WASHINGTON – Four months after the war in Ukraine, countries aligned with Russia are facing mounting economic pain, even as sanctions and energy embargoes have had little impact on the military campaign of Russian President Vladimir V. Putin or his political status in their own country.
US officials have vowed that the Russian financial system would be battered if it attacked Ukraine, and President Biden boasted in March that sanctions “crushed the Russian economy” and that “the ruble has been reduced to rubble”. But Russian oil revenues have set records as crude prices rise. And after a dip in February, the ruble hit its seven-year high against the dollar this week.
Biden officials say the Russian economy is nonetheless experiencing damage that will increase over time, especially as restrictions on technology exports to Russia gradually hinder the growth of its industries, from aerospace to computing. And on Thursday, a White House spokesman said leaders of the Group of 7 Industrial Countries, which will begin meetings in Madrid on Sunday, will discuss new plans to further “tighten” Russia’s economy.
But it’s unclear which side has more time left. The Ukrainian government says as many as 200 of its soldiers are killed every day, and thousands of civilians have died as Russia takes over territory in eastern Ukraine. Mr Putin still has almost dictatorial power, and he is unlikely to conduct serious peace talks with Ukraine as long as his army is making a profit.
“The Russian financial system is back to normal after a few weeks of severe bank runs,” said Elina Ribakova, deputy chief economist at the Institute of International Finance. wrote on Twitter last week, adding that those who thought “that Russia would be without funding for a few weeks at the beginning of the war, would end the war, have proved naive”.
Few, if any, Biden officials expected sanctions to end the war immediately. But the government and its European counterparts also did not expect the economic pressure they are now experiencing. Despite initial assurances that sanctions would not hit Russian energy exports, America has since banned imported Russian oil and the European Union has announced plans to cut imports by 90 percent this year. Partly as a result of these actions, energy prices have soared in the US and Europe, with regular gasoline averaging well above $5 a gallon in some states.

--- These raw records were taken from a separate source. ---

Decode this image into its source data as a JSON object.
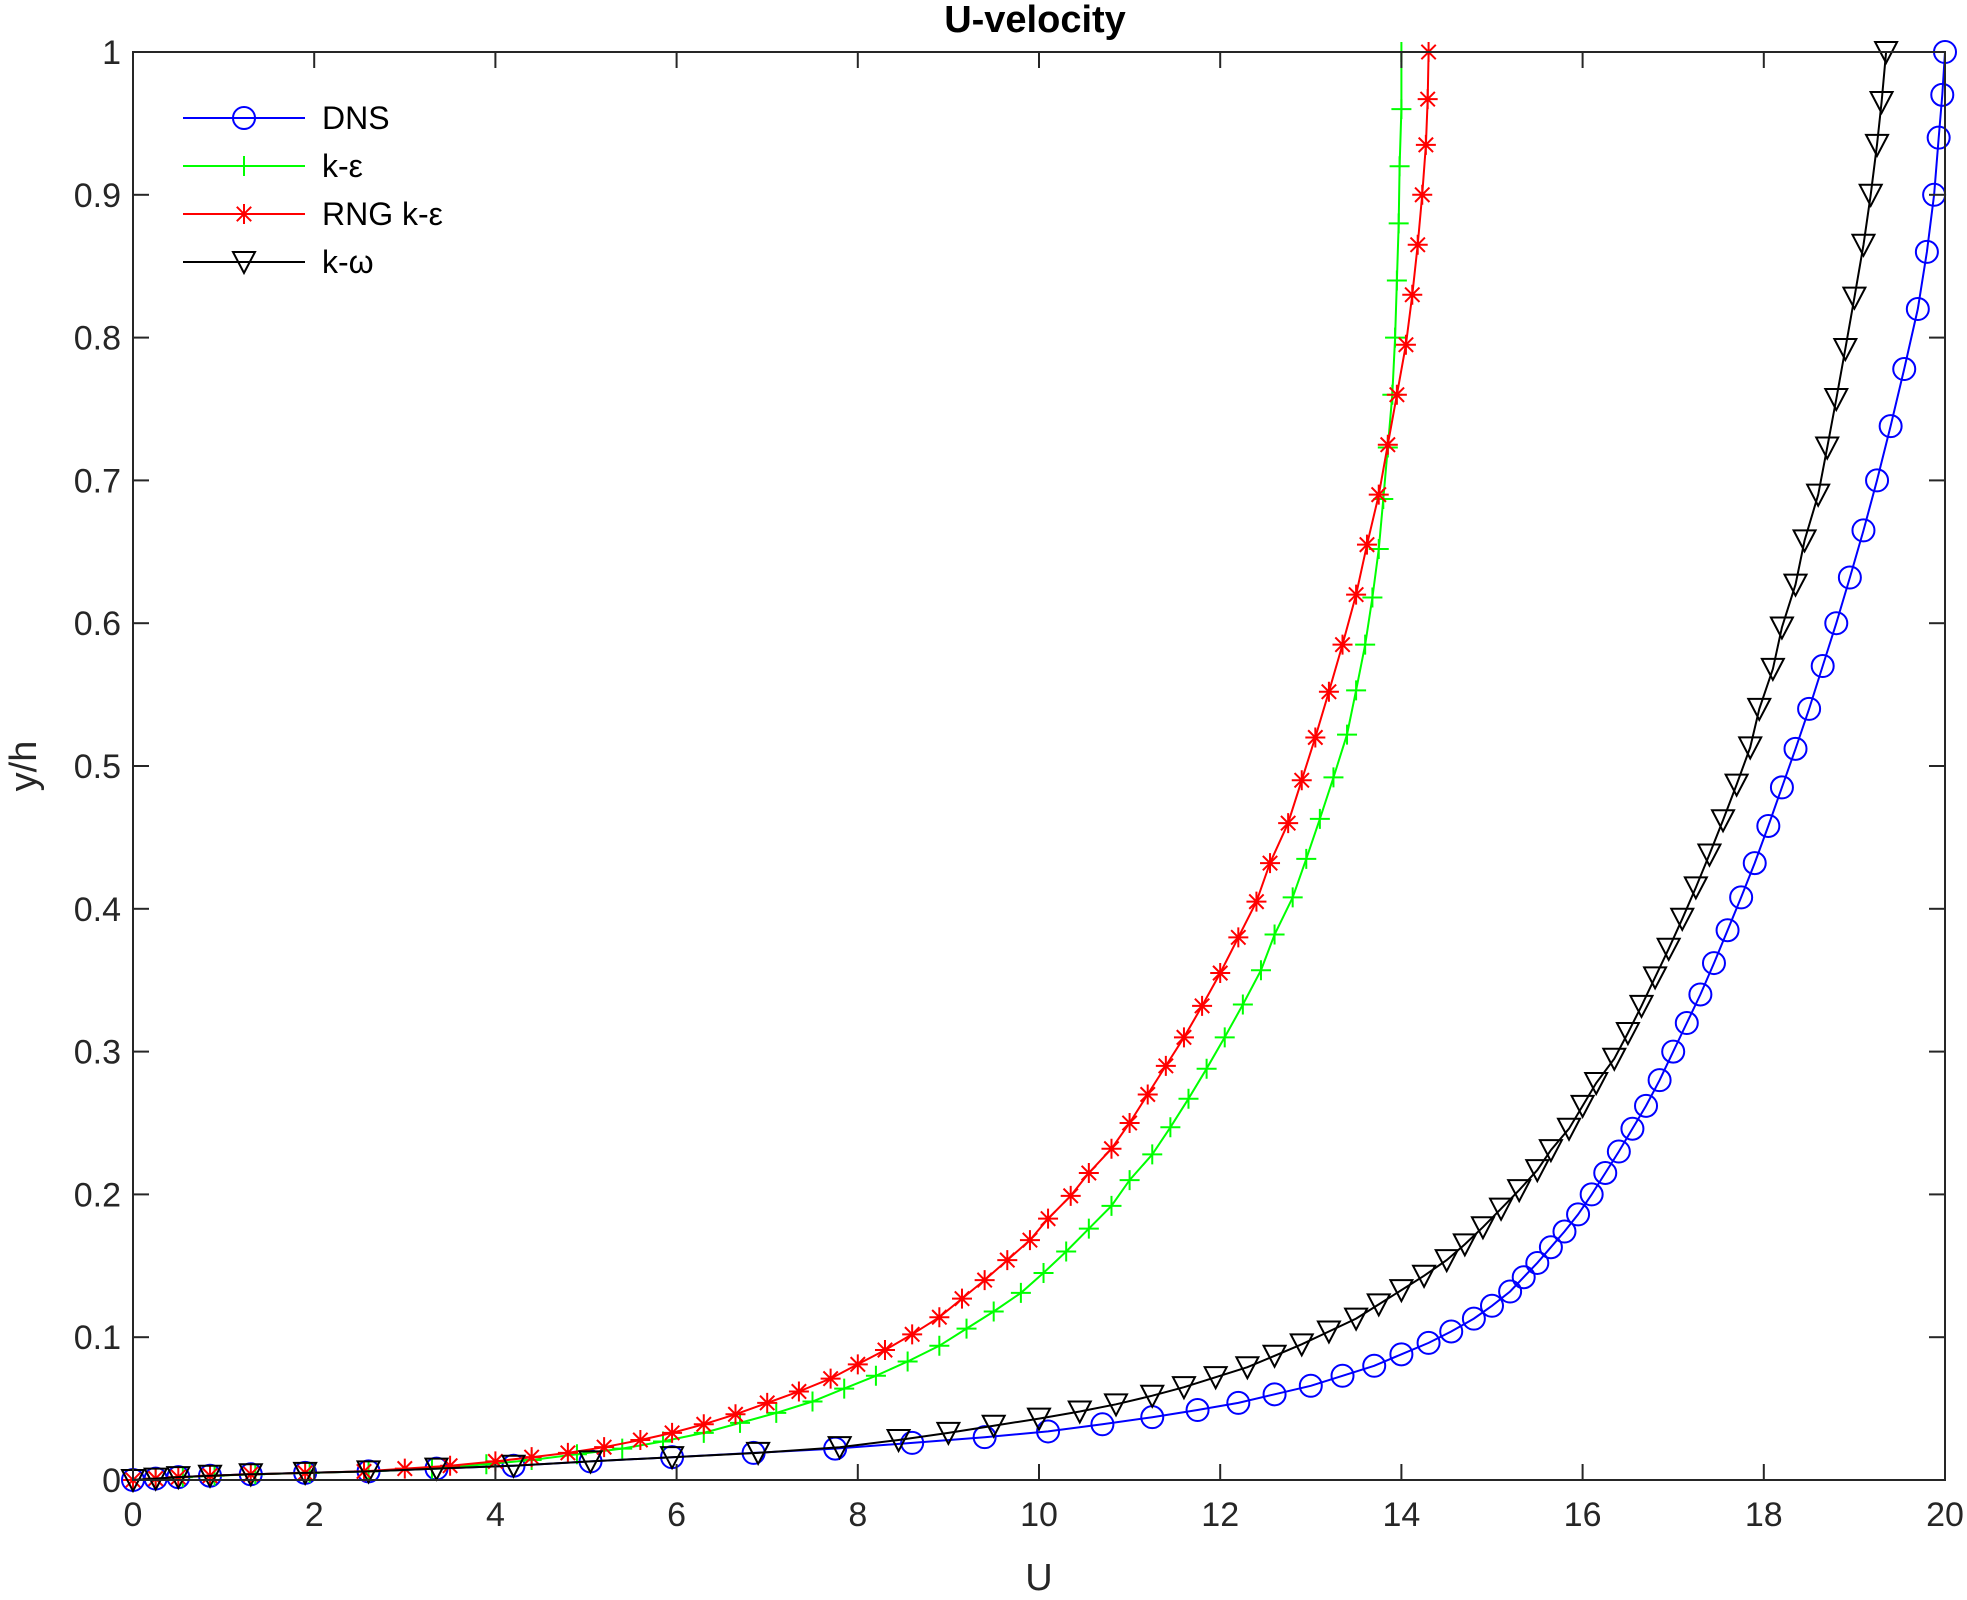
{
  "chart_data": {
    "type": "line",
    "title": "U-velocity",
    "xlabel": "U",
    "ylabel": "y/h",
    "xlim": [
      0,
      20
    ],
    "ylim": [
      0,
      1
    ],
    "xticks": [
      "0",
      "2",
      "4",
      "6",
      "8",
      "10",
      "12",
      "14",
      "16",
      "18",
      "20"
    ],
    "yticks": [
      "0",
      "0.1",
      "0.2",
      "0.3",
      "0.4",
      "0.5",
      "0.6",
      "0.7",
      "0.8",
      "0.9",
      "1"
    ],
    "grid": false,
    "legend_position": "top-left",
    "series": [
      {
        "name": "DNS",
        "color": "#0000ff",
        "marker": "circle",
        "points": [
          [
            0,
            0
          ],
          [
            0.25,
            0.001
          ],
          [
            0.5,
            0.002
          ],
          [
            0.85,
            0.003
          ],
          [
            1.3,
            0.004
          ],
          [
            1.9,
            0.005
          ],
          [
            2.6,
            0.006
          ],
          [
            3.35,
            0.008
          ],
          [
            4.2,
            0.01
          ],
          [
            5.05,
            0.013
          ],
          [
            5.95,
            0.016
          ],
          [
            6.85,
            0.019
          ],
          [
            7.75,
            0.022
          ],
          [
            8.6,
            0.026
          ],
          [
            9.4,
            0.03
          ],
          [
            10.1,
            0.034
          ],
          [
            10.7,
            0.039
          ],
          [
            11.25,
            0.044
          ],
          [
            11.75,
            0.049
          ],
          [
            12.2,
            0.054
          ],
          [
            12.6,
            0.06
          ],
          [
            13.0,
            0.066
          ],
          [
            13.35,
            0.073
          ],
          [
            13.7,
            0.08
          ],
          [
            14.0,
            0.088
          ],
          [
            14.3,
            0.096
          ],
          [
            14.55,
            0.104
          ],
          [
            14.8,
            0.113
          ],
          [
            15.0,
            0.122
          ],
          [
            15.2,
            0.132
          ],
          [
            15.35,
            0.142
          ],
          [
            15.5,
            0.152
          ],
          [
            15.65,
            0.163
          ],
          [
            15.8,
            0.174
          ],
          [
            15.95,
            0.186
          ],
          [
            16.1,
            0.2
          ],
          [
            16.25,
            0.215
          ],
          [
            16.4,
            0.23
          ],
          [
            16.55,
            0.246
          ],
          [
            16.7,
            0.262
          ],
          [
            16.85,
            0.28
          ],
          [
            17.0,
            0.3
          ],
          [
            17.15,
            0.32
          ],
          [
            17.3,
            0.34
          ],
          [
            17.45,
            0.362
          ],
          [
            17.6,
            0.385
          ],
          [
            17.75,
            0.408
          ],
          [
            17.9,
            0.432
          ],
          [
            18.05,
            0.458
          ],
          [
            18.2,
            0.485
          ],
          [
            18.35,
            0.512
          ],
          [
            18.5,
            0.54
          ],
          [
            18.65,
            0.57
          ],
          [
            18.8,
            0.6
          ],
          [
            18.95,
            0.632
          ],
          [
            19.1,
            0.665
          ],
          [
            19.25,
            0.7
          ],
          [
            19.4,
            0.738
          ],
          [
            19.55,
            0.778
          ],
          [
            19.7,
            0.82
          ],
          [
            19.8,
            0.86
          ],
          [
            19.88,
            0.9
          ],
          [
            19.93,
            0.94
          ],
          [
            19.97,
            0.97
          ],
          [
            20.0,
            1.0
          ]
        ]
      },
      {
        "name": "k-ε",
        "color": "#00ff00",
        "marker": "plus",
        "points": [
          [
            0,
            0
          ],
          [
            0.25,
            0.001
          ],
          [
            0.55,
            0.002
          ],
          [
            0.9,
            0.003
          ],
          [
            1.35,
            0.004
          ],
          [
            1.95,
            0.005
          ],
          [
            2.6,
            0.006
          ],
          [
            3.3,
            0.008
          ],
          [
            3.9,
            0.011
          ],
          [
            4.4,
            0.014
          ],
          [
            4.9,
            0.018
          ],
          [
            5.4,
            0.022
          ],
          [
            5.85,
            0.027
          ],
          [
            6.3,
            0.033
          ],
          [
            6.7,
            0.04
          ],
          [
            7.1,
            0.047
          ],
          [
            7.5,
            0.055
          ],
          [
            7.85,
            0.064
          ],
          [
            8.2,
            0.073
          ],
          [
            8.55,
            0.083
          ],
          [
            8.9,
            0.094
          ],
          [
            9.2,
            0.106
          ],
          [
            9.5,
            0.118
          ],
          [
            9.8,
            0.131
          ],
          [
            10.05,
            0.145
          ],
          [
            10.3,
            0.16
          ],
          [
            10.55,
            0.176
          ],
          [
            10.8,
            0.192
          ],
          [
            11.0,
            0.21
          ],
          [
            11.25,
            0.228
          ],
          [
            11.45,
            0.247
          ],
          [
            11.65,
            0.267
          ],
          [
            11.85,
            0.288
          ],
          [
            12.05,
            0.31
          ],
          [
            12.25,
            0.333
          ],
          [
            12.45,
            0.357
          ],
          [
            12.6,
            0.382
          ],
          [
            12.8,
            0.408
          ],
          [
            12.95,
            0.435
          ],
          [
            13.1,
            0.463
          ],
          [
            13.25,
            0.492
          ],
          [
            13.4,
            0.522
          ],
          [
            13.5,
            0.553
          ],
          [
            13.6,
            0.585
          ],
          [
            13.68,
            0.618
          ],
          [
            13.75,
            0.652
          ],
          [
            13.8,
            0.687
          ],
          [
            13.85,
            0.723
          ],
          [
            13.9,
            0.76
          ],
          [
            13.93,
            0.8
          ],
          [
            13.95,
            0.84
          ],
          [
            13.97,
            0.88
          ],
          [
            13.98,
            0.92
          ],
          [
            14.0,
            0.96
          ],
          [
            14.0,
            1.0
          ]
        ]
      },
      {
        "name": "RNG k-ε",
        "color": "#ff0000",
        "marker": "asterisk",
        "points": [
          [
            0,
            0
          ],
          [
            0.25,
            0.001
          ],
          [
            0.5,
            0.002
          ],
          [
            0.85,
            0.003
          ],
          [
            1.3,
            0.004
          ],
          [
            1.9,
            0.005
          ],
          [
            2.55,
            0.006
          ],
          [
            3.0,
            0.008
          ],
          [
            3.5,
            0.01
          ],
          [
            4.0,
            0.013
          ],
          [
            4.4,
            0.016
          ],
          [
            4.8,
            0.019
          ],
          [
            5.2,
            0.023
          ],
          [
            5.6,
            0.028
          ],
          [
            5.95,
            0.033
          ],
          [
            6.3,
            0.039
          ],
          [
            6.65,
            0.046
          ],
          [
            7.0,
            0.054
          ],
          [
            7.35,
            0.062
          ],
          [
            7.7,
            0.071
          ],
          [
            8.0,
            0.081
          ],
          [
            8.3,
            0.091
          ],
          [
            8.6,
            0.102
          ],
          [
            8.9,
            0.114
          ],
          [
            9.15,
            0.127
          ],
          [
            9.4,
            0.14
          ],
          [
            9.65,
            0.154
          ],
          [
            9.9,
            0.168
          ],
          [
            10.1,
            0.183
          ],
          [
            10.35,
            0.199
          ],
          [
            10.55,
            0.215
          ],
          [
            10.8,
            0.232
          ],
          [
            11.0,
            0.25
          ],
          [
            11.2,
            0.27
          ],
          [
            11.4,
            0.29
          ],
          [
            11.6,
            0.31
          ],
          [
            11.8,
            0.332
          ],
          [
            12.0,
            0.355
          ],
          [
            12.2,
            0.38
          ],
          [
            12.4,
            0.405
          ],
          [
            12.55,
            0.432
          ],
          [
            12.75,
            0.46
          ],
          [
            12.9,
            0.49
          ],
          [
            13.05,
            0.52
          ],
          [
            13.2,
            0.552
          ],
          [
            13.35,
            0.585
          ],
          [
            13.5,
            0.62
          ],
          [
            13.62,
            0.655
          ],
          [
            13.75,
            0.69
          ],
          [
            13.85,
            0.725
          ],
          [
            13.95,
            0.76
          ],
          [
            14.05,
            0.795
          ],
          [
            14.12,
            0.83
          ],
          [
            14.18,
            0.865
          ],
          [
            14.23,
            0.9
          ],
          [
            14.27,
            0.935
          ],
          [
            14.29,
            0.967
          ],
          [
            14.3,
            1.0
          ]
        ]
      },
      {
        "name": "k-ω",
        "color": "#000000",
        "marker": "triangle-down",
        "points": [
          [
            0,
            0
          ],
          [
            0.25,
            0.001
          ],
          [
            0.5,
            0.002
          ],
          [
            0.85,
            0.003
          ],
          [
            1.3,
            0.004
          ],
          [
            1.9,
            0.005
          ],
          [
            2.6,
            0.006
          ],
          [
            3.35,
            0.008
          ],
          [
            4.2,
            0.01
          ],
          [
            5.05,
            0.013
          ],
          [
            5.95,
            0.016
          ],
          [
            6.9,
            0.019
          ],
          [
            7.8,
            0.023
          ],
          [
            8.45,
            0.028
          ],
          [
            9.0,
            0.033
          ],
          [
            9.5,
            0.038
          ],
          [
            10.0,
            0.043
          ],
          [
            10.45,
            0.048
          ],
          [
            10.85,
            0.053
          ],
          [
            11.25,
            0.059
          ],
          [
            11.6,
            0.065
          ],
          [
            11.95,
            0.072
          ],
          [
            12.3,
            0.079
          ],
          [
            12.6,
            0.087
          ],
          [
            12.9,
            0.095
          ],
          [
            13.2,
            0.104
          ],
          [
            13.5,
            0.113
          ],
          [
            13.75,
            0.123
          ],
          [
            14.0,
            0.133
          ],
          [
            14.25,
            0.143
          ],
          [
            14.5,
            0.154
          ],
          [
            14.7,
            0.165
          ],
          [
            14.9,
            0.177
          ],
          [
            15.1,
            0.19
          ],
          [
            15.3,
            0.203
          ],
          [
            15.5,
            0.217
          ],
          [
            15.65,
            0.231
          ],
          [
            15.85,
            0.246
          ],
          [
            16.0,
            0.262
          ],
          [
            16.15,
            0.278
          ],
          [
            16.35,
            0.295
          ],
          [
            16.5,
            0.313
          ],
          [
            16.65,
            0.332
          ],
          [
            16.8,
            0.352
          ],
          [
            16.95,
            0.372
          ],
          [
            17.1,
            0.393
          ],
          [
            17.25,
            0.415
          ],
          [
            17.4,
            0.438
          ],
          [
            17.55,
            0.462
          ],
          [
            17.7,
            0.487
          ],
          [
            17.85,
            0.513
          ],
          [
            17.95,
            0.54
          ],
          [
            18.1,
            0.568
          ],
          [
            18.2,
            0.597
          ],
          [
            18.35,
            0.627
          ],
          [
            18.45,
            0.658
          ],
          [
            18.6,
            0.69
          ],
          [
            18.7,
            0.723
          ],
          [
            18.8,
            0.757
          ],
          [
            18.9,
            0.792
          ],
          [
            19.0,
            0.828
          ],
          [
            19.1,
            0.865
          ],
          [
            19.18,
            0.9
          ],
          [
            19.25,
            0.935
          ],
          [
            19.3,
            0.965
          ],
          [
            19.35,
            1.0
          ]
        ]
      }
    ]
  }
}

Now, Mr. Biden is bracing for midterm elections this fall, in which Republicans are likely to benefit from the rising cost of living. The end of summer will also lead to cooler temperatures in Europe, amid mounting alarms that Moscow is throttling natural gas supplies.
And in a bit of a twist, the sanctions and related embargoes allow America’s main strategic competitor, China, to buy massive amounts of oil at deeply discounted prices, while Russia seeks willing customers to replace lost revenues.